As an MLIS student I am slightly terrified of the idea that I will soon be finished and cast upon the big bad world of employment. Although library school is teaching me invaluable information by the bucket load I am constantly aware that we are learning within a theoretical framework and that I am going to have my work cut out if I am survive the real world.
Enter NPD Ireland.
I was lucky enough to be one of the few who received a golden ticket to their first event in the Pearse Street Library yesterday. And upon arrival I was not disappointed. From the calibre of the speakers down to the tiniest details such as the fans of coloured folders to the gluten free biscuits and soya milk that were served alongside the regular tea and biscuits the organisers left no stone unturned.

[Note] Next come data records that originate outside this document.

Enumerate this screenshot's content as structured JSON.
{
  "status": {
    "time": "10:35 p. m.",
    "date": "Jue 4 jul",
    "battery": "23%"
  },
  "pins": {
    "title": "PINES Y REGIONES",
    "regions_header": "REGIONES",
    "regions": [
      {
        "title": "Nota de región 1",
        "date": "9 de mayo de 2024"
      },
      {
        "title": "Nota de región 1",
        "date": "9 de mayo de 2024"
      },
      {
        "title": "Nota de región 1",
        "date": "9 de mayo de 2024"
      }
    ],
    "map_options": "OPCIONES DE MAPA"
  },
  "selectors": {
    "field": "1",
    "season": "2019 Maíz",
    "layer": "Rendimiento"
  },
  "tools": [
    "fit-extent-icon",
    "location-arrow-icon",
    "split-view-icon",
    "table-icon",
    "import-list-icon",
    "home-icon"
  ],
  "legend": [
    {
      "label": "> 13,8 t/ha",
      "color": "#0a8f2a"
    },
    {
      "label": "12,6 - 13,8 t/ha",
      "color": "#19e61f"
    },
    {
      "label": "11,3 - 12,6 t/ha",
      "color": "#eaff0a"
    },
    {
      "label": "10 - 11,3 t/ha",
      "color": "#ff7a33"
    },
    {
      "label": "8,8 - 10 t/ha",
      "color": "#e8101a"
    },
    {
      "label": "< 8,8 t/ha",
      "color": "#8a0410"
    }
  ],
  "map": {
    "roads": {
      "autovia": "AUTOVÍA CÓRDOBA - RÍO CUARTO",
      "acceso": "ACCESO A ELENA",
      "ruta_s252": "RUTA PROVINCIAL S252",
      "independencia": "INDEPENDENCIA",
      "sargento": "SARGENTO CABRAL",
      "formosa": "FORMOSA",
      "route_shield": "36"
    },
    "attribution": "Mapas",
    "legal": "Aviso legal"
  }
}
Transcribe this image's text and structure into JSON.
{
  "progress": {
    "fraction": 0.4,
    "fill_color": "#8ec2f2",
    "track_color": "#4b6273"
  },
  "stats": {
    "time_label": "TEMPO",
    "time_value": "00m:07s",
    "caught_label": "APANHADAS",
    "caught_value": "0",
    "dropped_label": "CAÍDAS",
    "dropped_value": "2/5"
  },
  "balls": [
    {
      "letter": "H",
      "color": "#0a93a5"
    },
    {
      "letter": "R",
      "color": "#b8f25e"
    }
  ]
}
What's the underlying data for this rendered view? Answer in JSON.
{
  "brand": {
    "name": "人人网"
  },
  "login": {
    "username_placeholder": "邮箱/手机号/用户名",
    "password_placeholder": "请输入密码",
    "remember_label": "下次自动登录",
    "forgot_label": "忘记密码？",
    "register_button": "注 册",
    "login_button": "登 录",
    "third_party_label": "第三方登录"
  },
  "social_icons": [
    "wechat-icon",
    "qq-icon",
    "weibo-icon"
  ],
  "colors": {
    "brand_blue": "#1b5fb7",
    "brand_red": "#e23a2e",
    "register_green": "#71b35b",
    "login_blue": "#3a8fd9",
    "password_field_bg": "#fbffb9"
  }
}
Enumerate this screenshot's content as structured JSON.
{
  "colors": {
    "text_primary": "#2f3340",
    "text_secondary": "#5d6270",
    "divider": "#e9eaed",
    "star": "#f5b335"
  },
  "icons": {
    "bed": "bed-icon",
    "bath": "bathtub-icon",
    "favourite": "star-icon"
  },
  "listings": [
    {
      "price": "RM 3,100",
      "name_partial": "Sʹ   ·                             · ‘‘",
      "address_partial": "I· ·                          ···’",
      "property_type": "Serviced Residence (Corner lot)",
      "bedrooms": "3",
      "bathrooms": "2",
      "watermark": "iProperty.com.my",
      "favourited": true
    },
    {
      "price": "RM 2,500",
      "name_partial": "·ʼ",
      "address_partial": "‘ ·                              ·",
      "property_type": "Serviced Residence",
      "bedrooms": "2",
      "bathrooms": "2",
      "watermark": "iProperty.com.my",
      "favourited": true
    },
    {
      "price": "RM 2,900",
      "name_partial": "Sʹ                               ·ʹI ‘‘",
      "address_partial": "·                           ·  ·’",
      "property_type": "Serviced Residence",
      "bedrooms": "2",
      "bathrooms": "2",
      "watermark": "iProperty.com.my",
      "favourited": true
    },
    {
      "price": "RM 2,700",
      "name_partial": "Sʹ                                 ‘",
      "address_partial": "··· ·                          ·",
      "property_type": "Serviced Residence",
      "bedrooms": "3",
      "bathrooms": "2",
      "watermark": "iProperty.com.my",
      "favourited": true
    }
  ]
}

NPD Ireland have created an invaluable service by creating a means for students such as myself to interact with each other, newly qualified professionals and more experienced professionals in a manner that is far less intimidating than attending the traditional library events that are held in the country. The phrase “dipping your toes into the water” was mentioned several times throughout the day and this is precisely what we were invited to do.
The day opened with a talk from Michelle Dalton (@mishdalton) speaking on the joys of Twitter. As somebody who is only new to the platform I found her presentation highly beneficial as she highlighted the potential pitfalls of the site and advised upon how to avoid information overload. As someone who spend their first day on Twitter wondering how Marian Keyes managed to live her life, write a novel and still find time to tweet every twenty seconds I found this information massively helpful.
Next up was David Hughes (@usernameerror) on the use of IT to help us develop our careers. His presentation was fabulous. He managed to cover a wide variety of technologies and their uses without once resorting to jargon or making me feel like I was in over my head. I found him to be one of the first people who I felt I could listen to talk about computers where I fully understood what they are saying. His activities also caused me to re-evaluate the use of technology within a library setting. I do still feel that QR codes are a gimmick but now I can see that they are a potentially useful gimmick.
Next we had Daniel Duffy (@dangleroughly) speaking on how to network and more importantly how not to network. I felt that he raised some really interesting and useful points. My favourite being not to mention Croke Park outside of a GAA setting. As part of his presentation he asked us to fake network with personas we had been given on a slip of paper. This offered me a great insight into how people can view networking as a terrifying prospect as each member of the group I was placed with was so nervous about correctly identifying what they do that they all forgot to introduce themselves by name and referred to themselves purely by their profession.
Our final speaker was Jane Burns (@JMBurns99), a woman who seems to have quite literally done it all. She is a fascinating woman and I found it really inspiring that she has managed to do the variety of work which she spoke about. One of the things that I connected with most throughout this presentation was the difference that she has made to people from the impact that the diary she helped to digiatalise had on school children to the project where she helped to use her creative writing skills to help older people to tell their life stories. Although she did speak to us about the impact of the recession on job seeking at the moment I left that talk with the impression that if you are passionate about something and willing to put in the graft you will eventually find yourself in a position where you can do the job that you want to. This was a lovely message to receive as some of the library web forums which I have been observing seem to be slightly broken spirited at the moment.
After the official section of the day was over we retired to a nearby bar where we had an informal networking session It was at this stage of the day that I feel I received the most valuable advice. On expressing my concerns that I have laid out in my first paragraph I was told that that was normal and was met with a resounding chorus of fake it till you make it. Words that I will abide by until such a time that I do.
Thank you NPD Ireland. You put on an invaluable event and I hope that you continue to do so in the future.